I am currently employed as an Electronic Resource Discovery and Access / Assessment Librarian at Ryerson University Library and Archives.
Before returning to study at The University of Western I worked as the Learning Lab Coordinator for the Institute on Governance, a not-for-profit research organization. I was an administrator, responsible for many facets of the organization’s daily function. I regularly interacted with our clients and facilitated work for our researchers – everything from solving small technical database problems to re-engineering our planning systems and work processes. Before joining the Institute on Governance I worked as a freelance writer, a copywriter, a teacher, and a marketer: these are all jobs that involve finesse in research, a high level of organization and professionalism, and the ability to manage stress and deadlines. I have also worked at a bookstore, The Bookmarket, in Ottawa. While I realize that libraries and retail stores differ, my time there taught me how to interact with the public and identify in a friendly an efficient manner what sort of publication a patron might be searching for.
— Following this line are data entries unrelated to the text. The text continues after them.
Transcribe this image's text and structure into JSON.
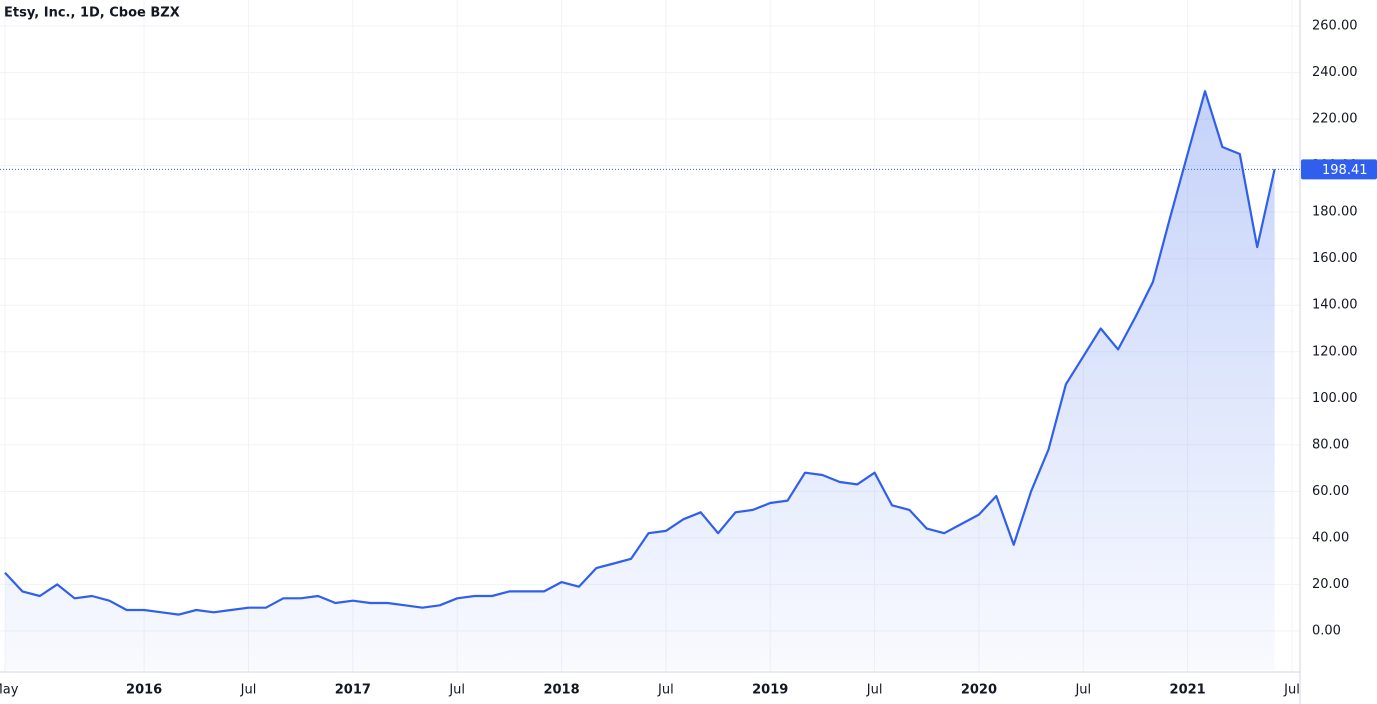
{
  "chart_data": {
    "type": "area",
    "title": "Etsy, Inc., 1D, Cboe BZX",
    "x": [
      "2015-05",
      "2015-06",
      "2015-07",
      "2015-08",
      "2015-09",
      "2015-10",
      "2015-11",
      "2015-12",
      "2016-01",
      "2016-02",
      "2016-03",
      "2016-04",
      "2016-05",
      "2016-06",
      "2016-07",
      "2016-08",
      "2016-09",
      "2016-10",
      "2016-11",
      "2016-12",
      "2017-01",
      "2017-02",
      "2017-03",
      "2017-04",
      "2017-05",
      "2017-06",
      "2017-07",
      "2017-08",
      "2017-09",
      "2017-10",
      "2017-11",
      "2017-12",
      "2018-01",
      "2018-02",
      "2018-03",
      "2018-04",
      "2018-05",
      "2018-06",
      "2018-07",
      "2018-08",
      "2018-09",
      "2018-10",
      "2018-11",
      "2018-12",
      "2019-01",
      "2019-02",
      "2019-03",
      "2019-04",
      "2019-05",
      "2019-06",
      "2019-07",
      "2019-08",
      "2019-09",
      "2019-10",
      "2019-11",
      "2019-12",
      "2020-01",
      "2020-02",
      "2020-03",
      "2020-04",
      "2020-05",
      "2020-06",
      "2020-07",
      "2020-08",
      "2020-09",
      "2020-10",
      "2020-11",
      "2020-12",
      "2021-01",
      "2021-02",
      "2021-03",
      "2021-04",
      "2021-05",
      "2021-06"
    ],
    "series": [
      {
        "name": "Etsy, Inc.",
        "color": "#2f5fec",
        "values": [
          25,
          17,
          15,
          20,
          14,
          15,
          13,
          9,
          9,
          8,
          7,
          9,
          8,
          9,
          10,
          10,
          14,
          14,
          15,
          12,
          13,
          12,
          12,
          11,
          10,
          11,
          14,
          15,
          15,
          17,
          17,
          17,
          21,
          19,
          27,
          29,
          31,
          42,
          43,
          48,
          51,
          42,
          51,
          52,
          55,
          56,
          68,
          67,
          64,
          63,
          68,
          54,
          52,
          44,
          42,
          46,
          50,
          58,
          37,
          60,
          78,
          106,
          118,
          130,
          121,
          135,
          150,
          178,
          205,
          232,
          208,
          205,
          165,
          198.41
        ]
      }
    ],
    "last_value_label": "198.41",
    "xlim": [
      "2015-05",
      "2021-07"
    ],
    "xticks": [
      {
        "value": "2015-05",
        "label": "May"
      },
      {
        "value": "2016-01",
        "label": "2016"
      },
      {
        "value": "2016-07",
        "label": "Jul"
      },
      {
        "value": "2017-01",
        "label": "2017"
      },
      {
        "value": "2017-07",
        "label": "Jul"
      },
      {
        "value": "2018-01",
        "label": "2018"
      },
      {
        "value": "2018-07",
        "label": "Jul"
      },
      {
        "value": "2019-01",
        "label": "2019"
      },
      {
        "value": "2019-07",
        "label": "Jul"
      },
      {
        "value": "2020-01",
        "label": "2020"
      },
      {
        "value": "2020-07",
        "label": "Jul"
      },
      {
        "value": "2021-01",
        "label": "2021"
      },
      {
        "value": "2021-07",
        "label": "Jul"
      }
    ],
    "ylim": [
      -16.8,
      271.2
    ],
    "yticks": [
      {
        "value": 0,
        "label": "0.00"
      },
      {
        "value": 20,
        "label": "20.00"
      },
      {
        "value": 40,
        "label": "40.00"
      },
      {
        "value": 60,
        "label": "60.00"
      },
      {
        "value": 80,
        "label": "80.00"
      },
      {
        "value": 100,
        "label": "100.00"
      },
      {
        "value": 120,
        "label": "120.00"
      },
      {
        "value": 140,
        "label": "140.00"
      },
      {
        "value": 160,
        "label": "160.00"
      },
      {
        "value": 180,
        "label": "180.00"
      },
      {
        "value": 200,
        "label": "200.00"
      },
      {
        "value": 220,
        "label": "220.00"
      },
      {
        "value": 240,
        "label": "240.00"
      },
      {
        "value": 260,
        "label": "260.00"
      }
    ],
    "grid": true
  }
}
While studying for my MLIS, I completed two co-op positions: at the The D.B. Weldon Library at The University of Western Ontario, and at Ryerson University Library and Archives. People keep asking me which co-op was better. This is an impossible question because they were both fantastic and very different, and the experience of having worked at both has been better than anything (although I’d probably tell each individual library that they were secretly my favourite). The D.B. Weldon Library is one library in a large system, and I worked in Research and Instructional Services with just under a dozen coworkers. I knew everyone well, and my work here was very collaborative: I managed the social media account with the advice of my colleagues; I chaired the Spencer Gallery Committee; I created instructional workshops with others; and I participated with a large marketing project and the serials review. To build up my familiarity with the academic library world I attended a lot of different committee meetings, and I received a lot of training and support. At Ryerson University Library, the atmosphere was very different, but equally welcoming. This one library serves the entire university community, so the training that I received was subject area specific: how to use certain tools, and how to teach for a specific discipline. I met librarians who worked in all departments of the library and had the opportunity to work on different projects with them: teaching, writing guides, and developing instructional videos. Since I already had some training in Ask a Librarian and the Libguides platform, I was able to jump right in to this work. This also gave me the opportunity to develop new skills in other areas by working in the Archives and Special Collections and advancing my reference skills by taking on one-on-one appointments. Both co-ops treated me like a full-time librarian, and they both gave me the opportunity to develop my skills, explore new areas of interest, and propose and work on my own projects. They’ve given me a solid understanding of core academic library skills – reference, subject liaison, collections management, information literacy, and more – and given me a sense of how each academic library approaches the same problems in slightly different ways.